Die Ankunft der Heimatvertriebenen hatte auch Konsequenzen für das konfessionelle Bild: So siedelten sich katholische Sudetendeutsche im bis dahin evangelisch-lutherischen Marburger Land an oder evangelische Tolnauer Schwaben in den katholischen Dörfern des Bistums Fulda in Osthessen. Das Zusammenleben gestaltete sich nach Augenzeugenberichten nicht zuletzt aufgrund der konfessionellen Unterschiede nicht immer einfach. Die Neuankömmlinge katholischen Glaubens fanden in den evangelischen Dörfern naturgemäß keine kirchliche Infrastruktur vor. Die Ostpriesterhilfe (heute Kirche in Not) unter der Leitung des flämischen Paters Werenfried van Straaten nahm sich der Aufgabe an, die Heimatvertriebenen mithilfe von sogenannten Kapellenwagen – Sattelzügen mit Zugmaschinen oder Omnibussen – besetzt mit einem Fahrer und zwei Priestern seelsorgerisch zu betreuen.
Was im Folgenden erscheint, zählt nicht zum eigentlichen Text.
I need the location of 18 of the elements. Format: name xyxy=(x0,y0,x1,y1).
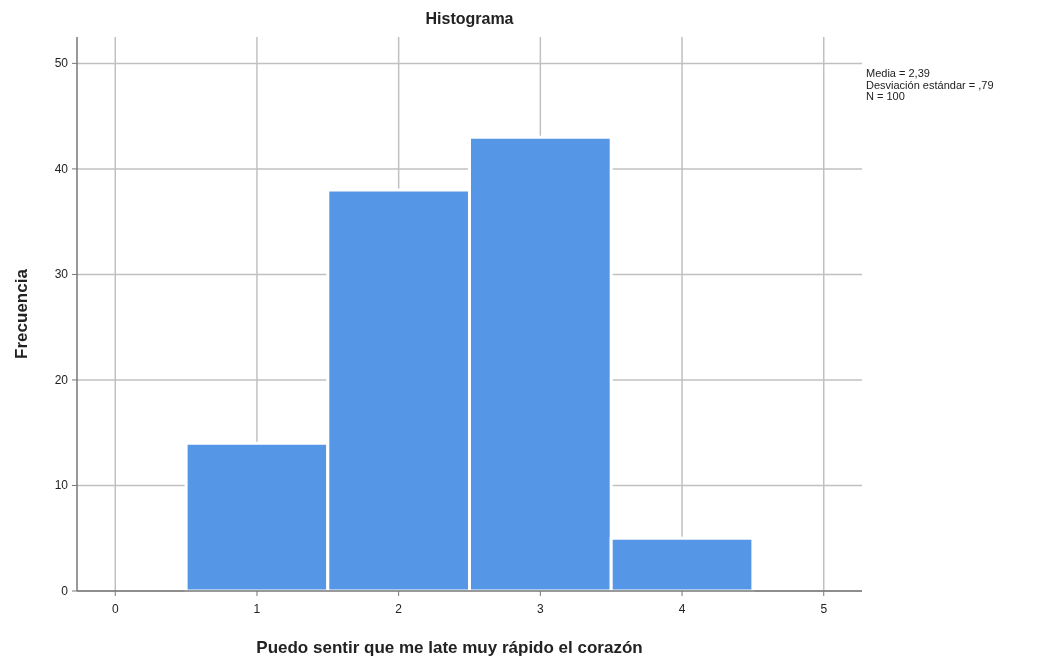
y-tick-label: 50 xyxy=(54,56,69,71)
y-axis-title: Frecuencia xyxy=(12,268,31,359)
x-axis-title: Puedo sentir que me late muy rápido el corazón xyxy=(256,638,643,657)
y-tick-label: 0 xyxy=(61,584,69,598)
x-tick-label: 5 xyxy=(820,602,828,616)
y-tick-label: 20 xyxy=(54,372,69,387)
text: Desviación estándar = ,79 xyxy=(866,78,994,91)
x-tick-label: 1 xyxy=(253,602,261,616)
y-tick-label: 40 xyxy=(54,161,69,176)
x-tick-label: 0 xyxy=(111,602,119,616)
y-tick-label: 30 xyxy=(54,267,69,282)
text: N = 100 xyxy=(866,90,905,102)
x-tick-label: 4 xyxy=(678,602,686,616)
x-tick-label: 3 xyxy=(537,602,544,616)
chart-title: Histograma xyxy=(425,10,514,27)
y-tick-label: 10 xyxy=(54,478,69,493)
x-tick-label: 2 xyxy=(395,602,403,616)
text: Media = 2,39 xyxy=(866,67,930,79)
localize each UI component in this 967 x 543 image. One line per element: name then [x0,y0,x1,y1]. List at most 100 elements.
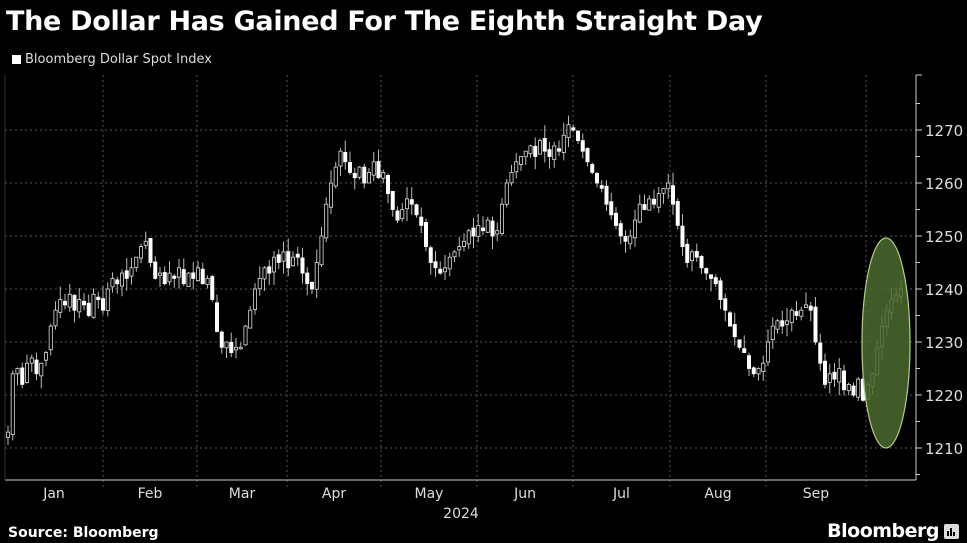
x-tick-label: Jul [612,486,630,502]
candle-body [595,173,600,184]
candle-body [661,187,666,194]
candle-body [77,299,82,313]
candle-body [400,209,405,220]
candle [34,352,39,381]
candle [566,115,571,147]
candle [366,168,371,184]
candle [63,294,68,310]
candle [519,156,524,171]
candle [704,267,709,280]
candle-body [618,223,623,237]
candle [290,251,295,267]
candle-body [138,246,143,259]
candle-body [751,367,756,375]
source-note: Source: Bloomberg [8,525,159,541]
candle [200,262,205,285]
candle [252,283,257,315]
candle [514,153,519,179]
candle-body [333,166,338,187]
candle [205,275,210,289]
candle-body [63,300,68,306]
candle-body [785,320,790,325]
candle-body [385,174,390,194]
candle-body [371,161,376,176]
candle-body [471,227,476,237]
candle [509,164,514,186]
candle-body [761,362,766,372]
candle [604,180,609,212]
candle-body [675,201,680,226]
candle-body [233,346,238,351]
candle [770,317,775,349]
x-tick-label: Jun [513,486,536,502]
candle [276,249,281,270]
candle [305,267,310,296]
candle-body [623,236,628,242]
candle-body [604,185,609,205]
candle-body [210,276,215,301]
candle-body [101,298,106,311]
candle-body [357,166,362,178]
candle [856,376,861,401]
candle-body [376,161,381,179]
brand-name: Bloomberg [827,520,939,542]
candle-body [466,230,471,245]
candle-body [780,320,785,327]
candle-body [442,267,447,273]
candle-body [823,360,828,385]
legend-label: Bloomberg Dollar Spot Index [25,52,212,67]
candle [238,342,243,350]
candle [732,313,737,346]
candle [823,353,828,389]
candle-body [690,251,695,262]
candle-body [91,293,96,318]
candle-body [124,270,129,279]
legend-swatch [12,55,21,64]
candle-body [794,311,799,316]
candle [390,190,395,217]
candle [300,247,305,284]
candle [599,180,604,193]
candle-body [172,275,177,279]
candle-body [576,130,581,142]
candle [433,251,438,278]
candle-body [789,309,794,323]
candle [409,187,414,215]
candle-body [243,325,248,346]
candle [837,358,842,396]
candle [818,333,823,371]
candle [538,138,543,155]
candle [780,310,785,334]
candle [523,150,528,165]
candle [343,140,348,170]
candle-body [528,145,533,155]
candle-body [276,254,281,263]
candle [172,274,177,288]
candle [295,246,300,266]
candle-body [205,277,210,286]
candle-body [585,147,590,163]
candle [680,214,685,256]
candle [428,245,433,275]
candle [243,325,248,346]
candle [561,122,566,161]
candle-body [566,124,571,138]
candle [286,238,291,277]
candle-body [143,240,148,246]
candle [785,307,790,337]
candle [552,141,557,168]
candle [813,297,818,345]
y-tick-label: 1230 [925,334,963,352]
candle [347,151,352,175]
candle [775,319,780,334]
candle [148,237,153,268]
candle-body [82,300,87,306]
candle-body [552,145,557,160]
candle-body [685,243,690,263]
candle [618,220,623,245]
candle [694,243,699,262]
candle [808,301,813,322]
candle [110,272,115,293]
candle-body [461,240,466,247]
candle-body [414,204,419,216]
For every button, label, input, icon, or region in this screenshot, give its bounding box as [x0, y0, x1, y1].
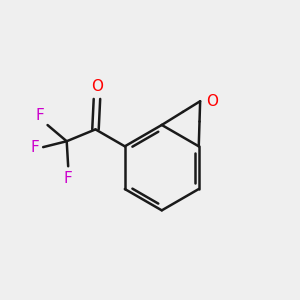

Die Kapellenwagen verfügten über Schlafgelegenheiten für die Mitreisenden, einen eingebauten Altar und einen Beichtstuhl – alles besonders wichtig in Ortschaften, die über keine katholischen Kirchen verfügten. Die Mission begann 1950 und endete erst 1970: Mitte der 1950er Jahre verfügte die Ostriesterhilfe über eine Flotte von 35 Kapellenwagen und erreichte laut Ausstellung 90 % der Heimatvertriebenen. Auch sogenannte Rucksackpriester (mit Klappaltären) zogen durchs Land – anfangs mit Fahrrädern, später mit Motorrädern und Pkws (VW Käfer). Die Initiative verlor zunehmend an Bedeutung, als in den Gemeinden, wo sich die katholischen (oder evangelischen) Heimatvertriebenen niederließen, Kirchen in Massivbauweise errichtet wurden – 240 an der Zahl. Dies geschah durch Zuschüsse und Eigenleistungen der Gemeindemitglieder. Hintergrund war die Erkenntnis vieler Heimatvertriebener, dass eine Rückkehr in die angestammten Gebiete nicht möglich sein wird. Bis heute prägen diese Nachkriegsbauten das Bild vieler hessischer Gemeinden.